Cambodian Poems Should Be Preserved

By Soy Sophea

Cambodia is rich in culture, heritage, fines arts, traditional performances and a well-known Apsara traditional dance. However, appreciation of Khmer poetry seems to be dropping out of favor among Cambodia’s youth.

Yan Borin, a professor at the Royal University of Fine Arts, said that he was concerned about the preservation of Khmer poetry even though today, there is a wide selection of poetry texts available.

Borin, who is also a poem chanter for the Cambodian Television Network, noticed that Cambodian youth has been enticed by new technology, pop songs, and foreign culture, introduced in the midst of globalization. They no longer appear interested in the composition and chanting of poems. He said that in his class at the university he could only attract between five to ten students per term.

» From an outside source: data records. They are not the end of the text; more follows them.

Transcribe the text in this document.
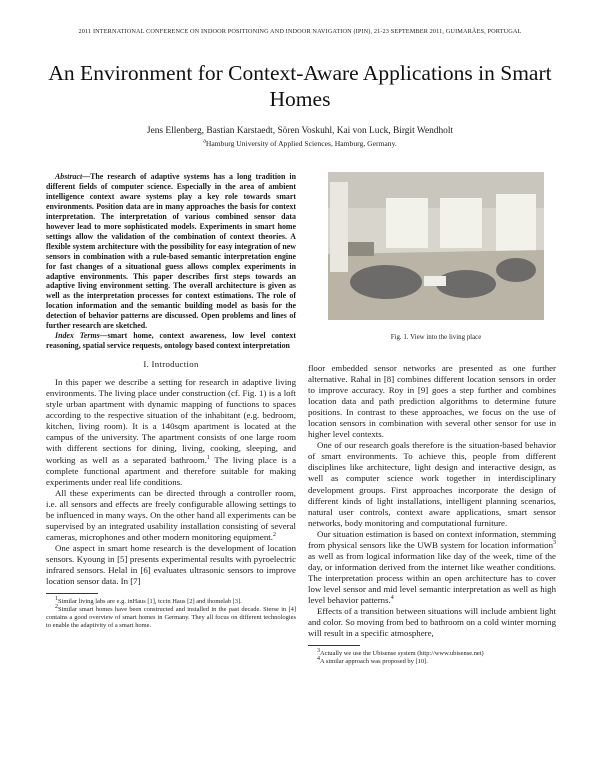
2011 INTERNATIONAL CONFERENCE ON INDOOR POSITIONING AND INDOOR NAVIGATION (IPIN), 21-23 SEPTEMBER 2011, GUIMARÃES, PORTUGAL
An Environment for Context-Aware Applications in Smart Homes
Jens Ellenberg, Bastian Karstaedt, Sören Voskuhl, Kai von Luck, Birgit Wendholt
$^a$Hamburg University of Applied Sciences, Hamburg, Germany.

Abstract—The research of adaptive systems has a long tradition in different fields of computer science. Especially in the area of ambient intelligence context aware systems play a key role towards smart environments. Position data are in many approaches the basis for context interpretation. The interpretation of various combined sensor data however lead to more sophisticated models. Experiments in smart home settings allow the validation of the combination of context theories. A flexible system architecture with the possibility for easy integration of new sensors in combination with a rule-based semantic interpretation engine for fast changes of a situational guess allows complex experiments in adaptive environments. This paper describes first steps towards an adaptive living environment setting. The overall architecture is given as well as the interpretation processes for context estimations. The role of location information and the semantic building model as basis for the detection of behavior patterns are discussed. Open problems and lines of further research are sketched.

Index Terms—smart home, context awareness, low level context reasoning, spatial service requests, ontology based context interpretation

I. Introduction

In this paper we describe a setting for research in adaptive living environments. The living place under construction (cf. Fig. 1) is a loft style urban apartment with dynamic mapping of functions to spaces according to the respective situation of the inhabitant (e.g. bedroom, kitchen, living room). It is a 140sqm apartment is located at the campus of the university. The apartment consists of one large room with different sections for dining, living, cooking, sleeping, and working as well as a separated bathroom.$^1$ The living place is a complete functional apartment and therefore suitable for making experiments under real life conditions.

All these experiments can be directed through a controller room, i.e. all sensors and effects are freely configurable allowing settings to be influenced in many ways. On the other hand all experiments can be supervised by an integrated usability installation consisting of several cameras, microphones and other modern monitoring equipment.$^2$

One aspect in smart home research is the development of location sensors. Kyoung in [5] presents experimental results with pyroelectric infrared sensors. Helal in [6] evaluates ultrasonic sensors to improve location sensor data. In [7]

$^1$Similar living labs are e.g. inHaus [1], tccin Haus [2] and ihomelab [3].

$^2$Similar smart homes have been constructed and installed in the past decade. Sterse in [4] contains a good overview of smart homes in Germany. They all focus on different technologies to enable the adaptivity of a smart home.

Fig. 1. View into the living place

floor embedded sensor networks are presented as one further alternative. Rahal in [8] combines different location sensors in order to improve accuracy. Roy in [9] goes a step further and combines location data and path prediction algorithms to determine future positions. In contrast to these approaches, we focus on the use of location sensors in combination with several other sensor for use in higher level contexts.

One of our research goals therefore is the situation-based behavior of smart environments. To achieve this, people from different disciplines like architecture, light design and interactive design, as well as computer science work together in interdisciplinary development groups. First approaches incorporate the design of different kinds of light installations, intelligent planning scenarios, natural user controls, context aware applications, smart sensor networks, body monitoring and computational furniture.

Our situation estimation is based on context information, stemming from physical sensors like the UWB system for location information$^3$ as well as from logical information like day of the week, time of the day, or information derived from the internet like weather conditions. The interpretation process within an open architecture has to cover low level sensor and mid level semantic interpretation as well as high level behavior patterns.$^4$

Effects of a transition between situations will include ambient light and color. So moving from bed to bathroom on a cold winter morning will result in a specific atmosphere,

$^3$Actually we use the Ubisense system (http://www.ubisense.net)

$^4$A similar approach was proposed by [10].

Borin, 60, said that he has devoted almost his entire life to his national culture and yearns to see it preserved for future generations. He valued the sheer variety of Khmer poetry which can count on 60 different styles of chant. He viewed it as “heritage”, like the Angkor Wat; and whilst the art was not as visually impressive as the temple complex, he firmly believes “Every aspect of Cambodian culture has its own value.”

Mok Makara, a student at a local university in Phnom Penh, said that he has been interested in Khmer Poems since he was 14 years old. He said that the genre provided him with limitless inspiration, especially when his thoughts turned to matters of the heart.

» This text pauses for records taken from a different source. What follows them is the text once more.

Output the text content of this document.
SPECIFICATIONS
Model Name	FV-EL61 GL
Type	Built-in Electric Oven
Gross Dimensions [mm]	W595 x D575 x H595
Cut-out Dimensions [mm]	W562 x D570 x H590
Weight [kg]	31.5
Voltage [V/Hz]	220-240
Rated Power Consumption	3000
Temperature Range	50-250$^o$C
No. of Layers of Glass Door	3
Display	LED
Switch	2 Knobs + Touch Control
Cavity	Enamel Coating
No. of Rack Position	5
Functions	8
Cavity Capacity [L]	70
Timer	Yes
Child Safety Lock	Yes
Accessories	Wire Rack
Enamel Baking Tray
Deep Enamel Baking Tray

“I do love Khmer poems,” he said. “They provide a virtually limitless supply of inspiration when I want to declare a more tender emotion to the lady that I love.”

Makara, who studies tourism, added that he had been introduced to Khmer poetry only as recently as three years ago in secondary and high school. However, in that time, he had learned to appreciate the gentleness of the art and its applicability to describing the lovelier subjects of life.

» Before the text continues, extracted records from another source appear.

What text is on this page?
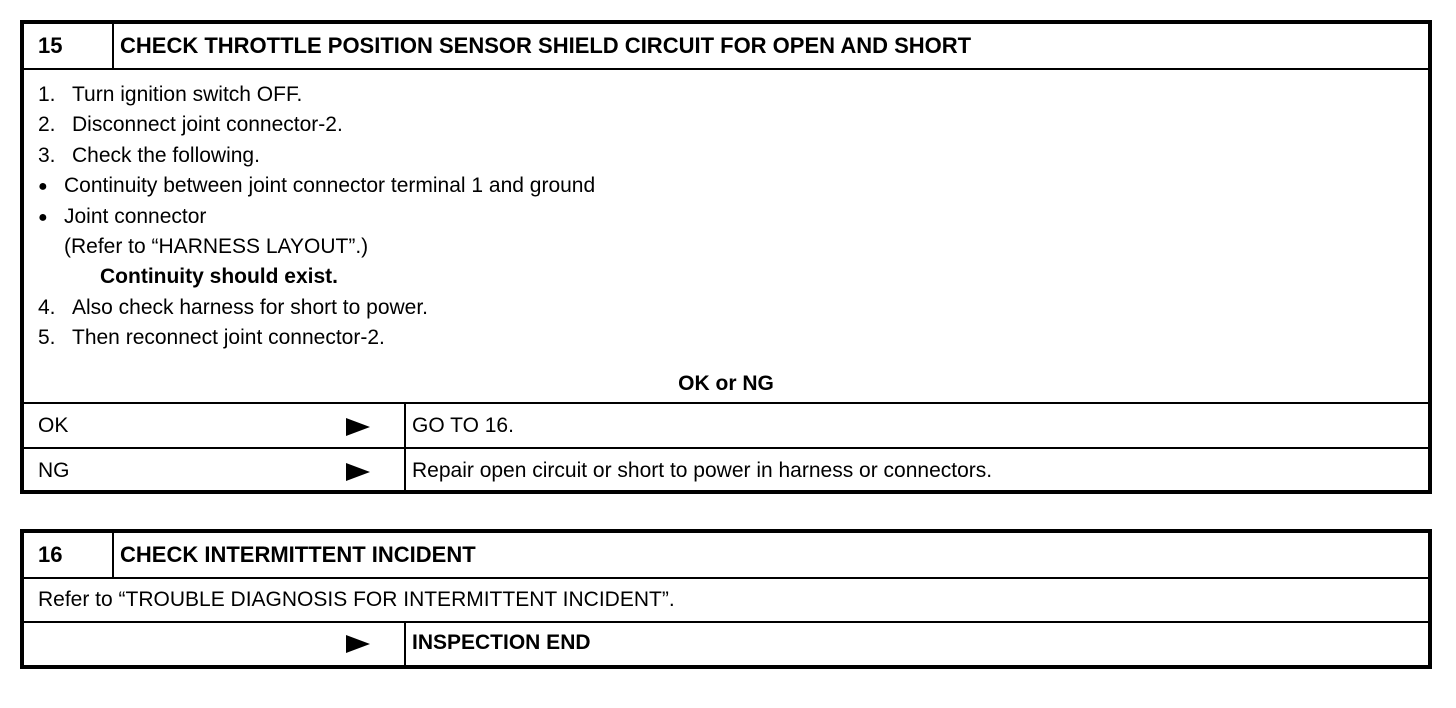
15	CHECK THROTTLE POSITION SENSOR SHIELD CIRCUIT FOR OPEN AND SHORT
1. Turn ignition switch OFF.
2. Disconnect joint connector-2.
3. Check the following.
● Continuity between joint connector terminal 1 and ground
● Joint connector
(Refer to “HARNESS LAYOUT”.)
Continuity should exist.
4. Also check harness for short to power.
5. Then reconnect joint connector-2.
OK or NG
OK	GO TO 16.
NG	Repair open circuit or short to power in harness or connectors.
16	CHECK INTERMITTENT INCIDENT
Refer to “TROUBLE DIAGNOSIS FOR INTERMITTENT INCIDENT”.
INSPECTION END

Makara admired Cambodian writers Krom Ngoy and the Venerable Som. He appreciated their knowledge and the generosity of spirit which lead them to share their knowledge and advice to the younger generations.

Seng Rachna, another university student, said that he rarely took time to listen to poems chanted on TV or radio. As an IT student, he found little relevance in the subject.

“I know Cambodia is rich in culture and the finest of fine arts,” he said. “But that’s not going to help me pass my latest assignment.”
Rachana, a third year student, said that he did not like literature and wanted to concentrate on future challenges for Cambodian society and the world in general.

He said that he had never looked down on anyone for their interest in Khmer culture. However, he believed that, “If we care about only one thing, we would not be able to stand shoulder to shoulder with other nations of the world.”

“We are in the middle of the Information Age,” he said. “We should not forget our heritage, but neither should we insulate ourselves against newer developments simply because they have not formed a part of traditional ways of living.”

Professor Borin said that his intention was to revitalize the interest in Khmer culture as expressed in poetry. Quite apart from its value as a pure expression of national identity, it provided ideal material for contemplation by the intelligent mind at rest. He believes that future generations of young Cambodians are as likely to benefit from the gentle advice contained in Khmer poetry, as generations long gone by.